Before it was known as the Motor City, Detroit was a hub for ship building. The depth of the Detroit River and the city’s proximity to the Great Lakes made it an ideal location to launch freighters. This maritime manufacturing history makes up one of many exhibits at the new Michigan Department of Natural Resources Outdoor Adventure Center (OAC), located inside the Globe Trading Company Building, which Walbridge rehabilitated in 2013-2014.
The intent of the OAC is to bring an awareness of Michigan Department of Natural Resources (DNR) and the state’s vast recreational offerings to a demographic far removed from wilderness. Its exhibits cover fishing, hunting and trapping, to boating, camping and so much more. Situated on Detroit’s East Riverfront, the OAC educates visitors on Michigan’s eco-system and state parks, as well as on energy conservation and animal habitats. It brings a full-service DNR office to the banks of the Detroit River, allowing anglers to pick up a fishing license and walk directly across the street to enjoy their sport. It provides connectivity between the Dequindre Cut bikeway, Milliken State Park and the Detroit Riverwalk. And it’s helping toward the revitalization of the state’s international riverfront.

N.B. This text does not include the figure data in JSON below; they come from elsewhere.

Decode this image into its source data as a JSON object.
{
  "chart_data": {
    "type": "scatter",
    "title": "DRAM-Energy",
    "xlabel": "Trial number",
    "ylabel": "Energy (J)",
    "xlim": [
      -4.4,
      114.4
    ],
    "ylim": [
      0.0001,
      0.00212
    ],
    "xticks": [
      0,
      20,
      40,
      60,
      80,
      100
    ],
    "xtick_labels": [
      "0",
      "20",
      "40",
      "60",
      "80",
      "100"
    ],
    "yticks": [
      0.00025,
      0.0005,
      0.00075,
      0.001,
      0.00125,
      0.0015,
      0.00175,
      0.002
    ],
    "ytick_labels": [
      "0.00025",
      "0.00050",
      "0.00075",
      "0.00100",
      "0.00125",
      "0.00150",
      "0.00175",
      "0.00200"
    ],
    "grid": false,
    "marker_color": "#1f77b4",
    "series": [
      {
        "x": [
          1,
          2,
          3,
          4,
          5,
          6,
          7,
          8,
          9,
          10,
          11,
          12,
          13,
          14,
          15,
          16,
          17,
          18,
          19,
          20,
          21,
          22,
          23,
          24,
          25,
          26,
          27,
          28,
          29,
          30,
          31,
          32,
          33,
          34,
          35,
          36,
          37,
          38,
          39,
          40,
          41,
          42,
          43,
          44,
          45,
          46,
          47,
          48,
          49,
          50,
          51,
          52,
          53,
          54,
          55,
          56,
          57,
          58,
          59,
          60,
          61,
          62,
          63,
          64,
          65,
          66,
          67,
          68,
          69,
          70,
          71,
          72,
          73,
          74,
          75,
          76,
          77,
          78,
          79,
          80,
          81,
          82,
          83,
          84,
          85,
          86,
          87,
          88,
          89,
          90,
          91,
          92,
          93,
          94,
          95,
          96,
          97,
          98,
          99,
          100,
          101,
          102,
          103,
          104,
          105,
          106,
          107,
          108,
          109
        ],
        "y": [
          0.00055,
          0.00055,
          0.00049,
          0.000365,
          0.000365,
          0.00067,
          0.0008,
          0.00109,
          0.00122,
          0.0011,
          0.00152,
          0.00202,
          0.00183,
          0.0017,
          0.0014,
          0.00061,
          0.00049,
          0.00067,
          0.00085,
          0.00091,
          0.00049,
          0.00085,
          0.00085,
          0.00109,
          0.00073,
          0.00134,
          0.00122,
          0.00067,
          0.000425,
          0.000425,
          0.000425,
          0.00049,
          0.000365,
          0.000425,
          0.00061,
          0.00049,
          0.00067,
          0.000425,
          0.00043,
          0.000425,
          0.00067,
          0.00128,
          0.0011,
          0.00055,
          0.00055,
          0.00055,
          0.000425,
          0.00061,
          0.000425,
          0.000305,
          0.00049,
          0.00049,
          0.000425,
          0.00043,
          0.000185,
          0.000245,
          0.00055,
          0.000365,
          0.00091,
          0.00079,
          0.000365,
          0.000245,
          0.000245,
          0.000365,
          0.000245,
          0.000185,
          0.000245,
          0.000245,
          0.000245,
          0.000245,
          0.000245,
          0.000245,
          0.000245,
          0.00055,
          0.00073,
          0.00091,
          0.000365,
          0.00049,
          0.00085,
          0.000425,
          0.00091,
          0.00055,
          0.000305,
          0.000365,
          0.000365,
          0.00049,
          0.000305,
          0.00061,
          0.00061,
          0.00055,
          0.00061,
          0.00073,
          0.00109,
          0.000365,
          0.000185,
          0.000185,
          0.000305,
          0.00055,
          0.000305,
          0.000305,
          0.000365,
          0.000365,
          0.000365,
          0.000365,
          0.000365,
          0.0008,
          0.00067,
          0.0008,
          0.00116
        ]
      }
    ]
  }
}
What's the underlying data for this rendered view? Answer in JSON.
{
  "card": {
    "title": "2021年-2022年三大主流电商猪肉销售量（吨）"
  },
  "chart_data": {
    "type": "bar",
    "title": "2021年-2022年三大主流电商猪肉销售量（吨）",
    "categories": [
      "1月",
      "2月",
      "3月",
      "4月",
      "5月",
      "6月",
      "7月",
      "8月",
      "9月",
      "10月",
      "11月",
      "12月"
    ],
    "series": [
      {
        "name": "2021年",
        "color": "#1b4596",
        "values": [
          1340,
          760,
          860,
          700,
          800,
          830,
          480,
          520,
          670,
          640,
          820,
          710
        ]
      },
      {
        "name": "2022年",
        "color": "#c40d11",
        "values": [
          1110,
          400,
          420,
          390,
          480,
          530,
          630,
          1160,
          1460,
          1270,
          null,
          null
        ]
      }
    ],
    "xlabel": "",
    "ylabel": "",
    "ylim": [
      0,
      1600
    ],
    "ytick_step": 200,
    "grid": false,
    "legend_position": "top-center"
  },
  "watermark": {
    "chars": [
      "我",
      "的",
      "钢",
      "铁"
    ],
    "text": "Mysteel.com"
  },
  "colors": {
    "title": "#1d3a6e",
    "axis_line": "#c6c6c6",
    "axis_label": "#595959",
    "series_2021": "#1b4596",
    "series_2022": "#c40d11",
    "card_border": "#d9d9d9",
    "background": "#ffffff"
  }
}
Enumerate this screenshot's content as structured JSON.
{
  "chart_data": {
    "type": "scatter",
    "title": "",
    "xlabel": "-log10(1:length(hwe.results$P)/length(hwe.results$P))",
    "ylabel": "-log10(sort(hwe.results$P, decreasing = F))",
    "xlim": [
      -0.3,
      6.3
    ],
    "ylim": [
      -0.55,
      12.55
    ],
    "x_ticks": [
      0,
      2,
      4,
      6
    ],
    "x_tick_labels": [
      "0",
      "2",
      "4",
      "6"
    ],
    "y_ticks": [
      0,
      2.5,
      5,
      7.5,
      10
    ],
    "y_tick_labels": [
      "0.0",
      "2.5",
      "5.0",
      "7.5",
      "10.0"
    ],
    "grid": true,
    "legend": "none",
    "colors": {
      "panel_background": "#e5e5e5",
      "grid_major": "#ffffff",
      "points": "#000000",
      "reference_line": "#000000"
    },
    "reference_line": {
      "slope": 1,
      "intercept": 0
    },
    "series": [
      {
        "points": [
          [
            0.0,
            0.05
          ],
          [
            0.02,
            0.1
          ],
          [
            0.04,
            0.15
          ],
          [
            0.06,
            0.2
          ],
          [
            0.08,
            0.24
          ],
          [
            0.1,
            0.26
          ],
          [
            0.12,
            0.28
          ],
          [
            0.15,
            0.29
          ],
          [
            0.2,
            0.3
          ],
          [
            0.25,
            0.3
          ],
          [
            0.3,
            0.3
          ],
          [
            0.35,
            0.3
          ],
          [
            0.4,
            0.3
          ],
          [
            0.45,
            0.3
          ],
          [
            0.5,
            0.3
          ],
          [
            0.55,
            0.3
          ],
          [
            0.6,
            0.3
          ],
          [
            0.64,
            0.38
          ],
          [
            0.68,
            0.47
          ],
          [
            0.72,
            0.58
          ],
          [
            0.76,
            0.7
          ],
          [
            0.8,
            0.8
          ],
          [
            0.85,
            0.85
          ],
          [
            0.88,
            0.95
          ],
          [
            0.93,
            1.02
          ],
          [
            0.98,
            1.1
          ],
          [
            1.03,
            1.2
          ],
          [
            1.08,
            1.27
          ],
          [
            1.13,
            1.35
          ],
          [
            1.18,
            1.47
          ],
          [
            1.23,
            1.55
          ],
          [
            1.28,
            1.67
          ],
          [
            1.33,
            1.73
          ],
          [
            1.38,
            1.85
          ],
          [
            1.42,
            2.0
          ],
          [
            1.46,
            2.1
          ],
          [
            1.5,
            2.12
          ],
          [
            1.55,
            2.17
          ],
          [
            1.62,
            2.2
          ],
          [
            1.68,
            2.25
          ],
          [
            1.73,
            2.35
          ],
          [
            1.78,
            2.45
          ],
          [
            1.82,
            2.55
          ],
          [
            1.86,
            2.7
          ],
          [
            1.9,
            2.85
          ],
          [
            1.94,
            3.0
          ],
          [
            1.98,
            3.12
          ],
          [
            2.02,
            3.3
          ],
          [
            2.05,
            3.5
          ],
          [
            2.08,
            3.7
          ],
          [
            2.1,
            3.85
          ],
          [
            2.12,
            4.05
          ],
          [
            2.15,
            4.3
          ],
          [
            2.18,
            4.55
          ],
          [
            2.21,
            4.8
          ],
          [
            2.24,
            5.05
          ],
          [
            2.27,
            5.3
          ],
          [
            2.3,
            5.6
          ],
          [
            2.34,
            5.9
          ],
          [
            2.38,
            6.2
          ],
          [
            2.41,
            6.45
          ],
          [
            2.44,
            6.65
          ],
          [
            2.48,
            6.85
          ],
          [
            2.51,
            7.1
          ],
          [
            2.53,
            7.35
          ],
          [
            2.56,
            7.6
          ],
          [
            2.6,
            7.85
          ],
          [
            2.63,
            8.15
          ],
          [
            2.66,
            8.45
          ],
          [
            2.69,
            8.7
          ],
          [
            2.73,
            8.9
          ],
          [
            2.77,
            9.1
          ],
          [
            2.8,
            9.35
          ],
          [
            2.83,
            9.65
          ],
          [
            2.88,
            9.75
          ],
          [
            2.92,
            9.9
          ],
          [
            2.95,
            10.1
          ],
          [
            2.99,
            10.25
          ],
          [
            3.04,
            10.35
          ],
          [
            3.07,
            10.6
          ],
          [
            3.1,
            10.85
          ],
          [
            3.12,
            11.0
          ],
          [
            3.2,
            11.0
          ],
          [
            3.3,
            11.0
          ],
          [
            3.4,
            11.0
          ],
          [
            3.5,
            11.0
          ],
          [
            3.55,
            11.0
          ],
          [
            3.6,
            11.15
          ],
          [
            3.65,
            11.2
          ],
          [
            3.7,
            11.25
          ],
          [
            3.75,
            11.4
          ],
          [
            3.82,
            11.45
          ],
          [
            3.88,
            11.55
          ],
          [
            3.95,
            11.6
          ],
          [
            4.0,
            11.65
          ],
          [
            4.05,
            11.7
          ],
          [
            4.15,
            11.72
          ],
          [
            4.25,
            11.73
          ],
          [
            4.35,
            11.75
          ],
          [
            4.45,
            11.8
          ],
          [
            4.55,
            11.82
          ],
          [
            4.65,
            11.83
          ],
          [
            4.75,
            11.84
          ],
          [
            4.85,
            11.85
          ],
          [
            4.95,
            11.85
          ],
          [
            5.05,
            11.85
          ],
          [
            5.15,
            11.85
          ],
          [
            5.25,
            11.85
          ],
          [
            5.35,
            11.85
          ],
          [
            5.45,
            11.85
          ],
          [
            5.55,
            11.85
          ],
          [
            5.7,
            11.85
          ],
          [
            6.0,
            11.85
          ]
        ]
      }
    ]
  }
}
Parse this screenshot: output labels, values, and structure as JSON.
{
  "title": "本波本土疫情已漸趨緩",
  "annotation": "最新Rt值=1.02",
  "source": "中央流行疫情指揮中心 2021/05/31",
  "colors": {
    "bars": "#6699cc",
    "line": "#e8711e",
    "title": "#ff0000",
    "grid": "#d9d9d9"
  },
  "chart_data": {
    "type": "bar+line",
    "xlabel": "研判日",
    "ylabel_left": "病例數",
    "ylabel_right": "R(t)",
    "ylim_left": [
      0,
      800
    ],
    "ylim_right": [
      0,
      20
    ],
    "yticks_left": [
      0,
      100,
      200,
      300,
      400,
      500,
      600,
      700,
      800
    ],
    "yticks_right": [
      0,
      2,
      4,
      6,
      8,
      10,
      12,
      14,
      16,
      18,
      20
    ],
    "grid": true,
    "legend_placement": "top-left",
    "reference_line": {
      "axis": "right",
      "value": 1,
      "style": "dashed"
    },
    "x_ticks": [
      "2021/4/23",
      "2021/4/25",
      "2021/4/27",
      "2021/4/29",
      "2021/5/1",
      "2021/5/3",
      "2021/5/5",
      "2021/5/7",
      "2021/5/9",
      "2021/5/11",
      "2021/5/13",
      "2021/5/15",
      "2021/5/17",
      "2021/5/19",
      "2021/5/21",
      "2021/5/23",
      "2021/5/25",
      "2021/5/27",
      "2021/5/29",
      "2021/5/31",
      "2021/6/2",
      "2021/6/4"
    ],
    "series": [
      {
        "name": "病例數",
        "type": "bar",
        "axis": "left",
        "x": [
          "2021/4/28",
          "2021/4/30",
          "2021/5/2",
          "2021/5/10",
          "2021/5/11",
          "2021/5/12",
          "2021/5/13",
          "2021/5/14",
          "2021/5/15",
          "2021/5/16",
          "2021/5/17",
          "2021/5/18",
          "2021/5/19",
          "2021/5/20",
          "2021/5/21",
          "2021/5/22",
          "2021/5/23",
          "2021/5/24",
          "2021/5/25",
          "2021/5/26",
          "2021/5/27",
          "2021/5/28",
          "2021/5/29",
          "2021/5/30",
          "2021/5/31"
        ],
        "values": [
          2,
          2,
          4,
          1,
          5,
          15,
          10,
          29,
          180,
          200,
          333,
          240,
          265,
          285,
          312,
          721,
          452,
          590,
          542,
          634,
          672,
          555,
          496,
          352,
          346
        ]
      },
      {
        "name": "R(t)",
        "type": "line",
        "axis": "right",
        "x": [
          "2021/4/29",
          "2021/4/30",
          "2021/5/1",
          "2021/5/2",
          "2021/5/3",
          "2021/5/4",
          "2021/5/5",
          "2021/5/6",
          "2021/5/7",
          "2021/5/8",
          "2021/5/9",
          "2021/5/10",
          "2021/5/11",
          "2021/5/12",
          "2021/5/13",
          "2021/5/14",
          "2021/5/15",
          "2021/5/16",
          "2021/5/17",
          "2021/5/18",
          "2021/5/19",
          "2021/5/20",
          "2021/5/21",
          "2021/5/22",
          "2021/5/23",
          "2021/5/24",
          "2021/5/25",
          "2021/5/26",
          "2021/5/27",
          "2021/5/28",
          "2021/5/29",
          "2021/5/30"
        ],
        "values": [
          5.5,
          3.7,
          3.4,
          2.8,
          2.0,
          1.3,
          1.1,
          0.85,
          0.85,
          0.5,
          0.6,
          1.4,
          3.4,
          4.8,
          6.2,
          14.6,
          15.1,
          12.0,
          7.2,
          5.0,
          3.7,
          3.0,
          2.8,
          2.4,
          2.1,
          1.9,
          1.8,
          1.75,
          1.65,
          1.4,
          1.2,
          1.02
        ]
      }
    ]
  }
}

The 120-year-old Globe Building had been shuttered for more than two decades before the Michigan DNR, Roxbury Group and Walbridge determined it could one day house the new OAC. Considering its designation on the National Register of Historic places, and because the Globe is one of the earliest examples of steel-frame construction, the project team opted to save a large portion of the building and its beams, columns and unique Wellman-style trusses as a tribute to early architectural innovation.
The Globe’s three-brick-wide, skin proved to be a challenging yet fascinating component of the redevelopment. Rehab called for the demolition of the building’s brick skin along Atwater Street while leaving two of the building’s other walls – and all supporting steel – intact. Determining what was salvageable was the first step in addressing both the safety concern and understanding what was needed to save the building’s historic steel frame and existing walls.
The perception of an intact steel frame might evoke a strong, unwavering structure. Without three layers of brick support, however, the Globe’s historic steel columns swayed like spaghetti noodles – sometimes moving a foot in each direction – as its original brick skin started to come down. The planned heavy-machine knockdown of the 30-foot Atwater Street wall quickly turned into hand demolition, with bricks being individually plucked from the top down by construction crew. In the end, 40 percent of the structure had to come down to safely rehab the Globe Building. But more than 40,000 bricks were saved and reused in the building’s rehab, due in part to their careful hand removal.
Walbridge wrapped up rehabilitation construction in spring 2014.